Semiconductor nanoparticles can emit light or act as sensors, and their properties can be tailored to specific purposes. One particle alone is often not enough, but in an ordered material composed of many nanoparticles, the properties are amplified. A research team has used MAX IV to show that such ordered materials can be formed from low-cost, versatile perovskite semiconductor nanoparticles.
Cesium lead tribromide is a semiconductor that belongs to the so-called perovskite class of materials. Perovskites are grouped together due to their similar crystal structure and composition. They currently receive a lot of scientific attention as a cheap, abundant, and easy-to-make alternative to more conventional semiconductors. One particular scientific focus is perovskite materials in nanoparticle form. A well-known form of semiconductor nanoparticles is quantum dots, and a Nobel Prize for the discovery of quantum dots was awarded in 2023.
“Perovskite nanoparticles are attractive as semiconductor building blocks with highly tunable optical and electronic properties. For example, they are very bright light emitters, which makes them promising for LEDs and lasers, scintillators, and sensors, among other applications,” says Dmitry Baranov from Lund University.
The nanoparticles can also be ordered like the atoms in a solid crystal into a so-called artificial solid.
“Artificial solids made of perovskite nanoparticles are interesting because they resemble atomic crystals, but on a much larger and more designable length scale. This gives chemists a way to engineer the properties arising from many ordered particles working together. We can tune the properties by nanoparticle size, surface chemistry, and packing,” says Dmitry.

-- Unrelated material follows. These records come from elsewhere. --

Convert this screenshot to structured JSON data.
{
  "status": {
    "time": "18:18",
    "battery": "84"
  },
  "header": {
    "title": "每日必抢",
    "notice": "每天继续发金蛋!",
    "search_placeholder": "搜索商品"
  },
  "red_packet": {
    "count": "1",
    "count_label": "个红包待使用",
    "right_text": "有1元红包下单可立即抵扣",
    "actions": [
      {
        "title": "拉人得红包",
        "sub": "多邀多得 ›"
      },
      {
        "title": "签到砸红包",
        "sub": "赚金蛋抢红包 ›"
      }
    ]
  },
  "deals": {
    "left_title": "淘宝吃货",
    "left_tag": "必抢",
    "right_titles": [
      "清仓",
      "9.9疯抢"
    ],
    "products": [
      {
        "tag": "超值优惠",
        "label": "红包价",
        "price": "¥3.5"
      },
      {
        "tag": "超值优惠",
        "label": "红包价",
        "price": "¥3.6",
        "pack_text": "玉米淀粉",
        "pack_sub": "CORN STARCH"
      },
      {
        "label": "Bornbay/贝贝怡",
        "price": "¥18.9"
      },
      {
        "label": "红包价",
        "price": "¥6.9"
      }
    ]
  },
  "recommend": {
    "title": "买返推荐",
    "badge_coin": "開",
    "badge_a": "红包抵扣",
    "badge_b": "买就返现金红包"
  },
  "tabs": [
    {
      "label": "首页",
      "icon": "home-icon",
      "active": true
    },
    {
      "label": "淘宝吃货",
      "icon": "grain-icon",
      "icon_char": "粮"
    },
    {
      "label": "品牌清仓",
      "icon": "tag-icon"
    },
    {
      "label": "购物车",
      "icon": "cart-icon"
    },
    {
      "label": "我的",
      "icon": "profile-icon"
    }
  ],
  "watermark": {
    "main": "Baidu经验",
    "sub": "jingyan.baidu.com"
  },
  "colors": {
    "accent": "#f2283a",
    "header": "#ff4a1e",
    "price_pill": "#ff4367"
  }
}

The research team have used MAX IV to study cesium lead tribromide nanoparticles with different molecules, so-called ligands, covering their surfaces to aid ordering. The team shows that variations in size and ligands change the degree of ordering and that even when the particles are not perfectly ordered, the disorder follows a certain model. The model predicts how an out-of-place particle will affect its neighbours. When developing the model, the researchers were inspired by wave-like deformations in other crystalline systems, such as liquid crystals, steel, and other metal alloys.
“We found that disorder in perovskite nanocrystal superlattices is not the same in all directions and random, as previously assumed, but instead follows directional patterns that depend on interactions with other particles. A simple model based on wavelike, so-called sinusoidal, interactions captured these structural distortions remarkably well”, says Dmitry.
The study is not only an important step towards harnessing the properties of perovskite artificial solids, but also contributes important knowledge about disorder in materials in general.
“Disorder strongly shapes how materials function. For instance, window glass is much more disordered than quartz, which leads to very different properties. Understanding disorder, especially in future materials such as artificial solids, is essential for designing them with predictable optical, electronic, and thermal properties,” says Dmitry.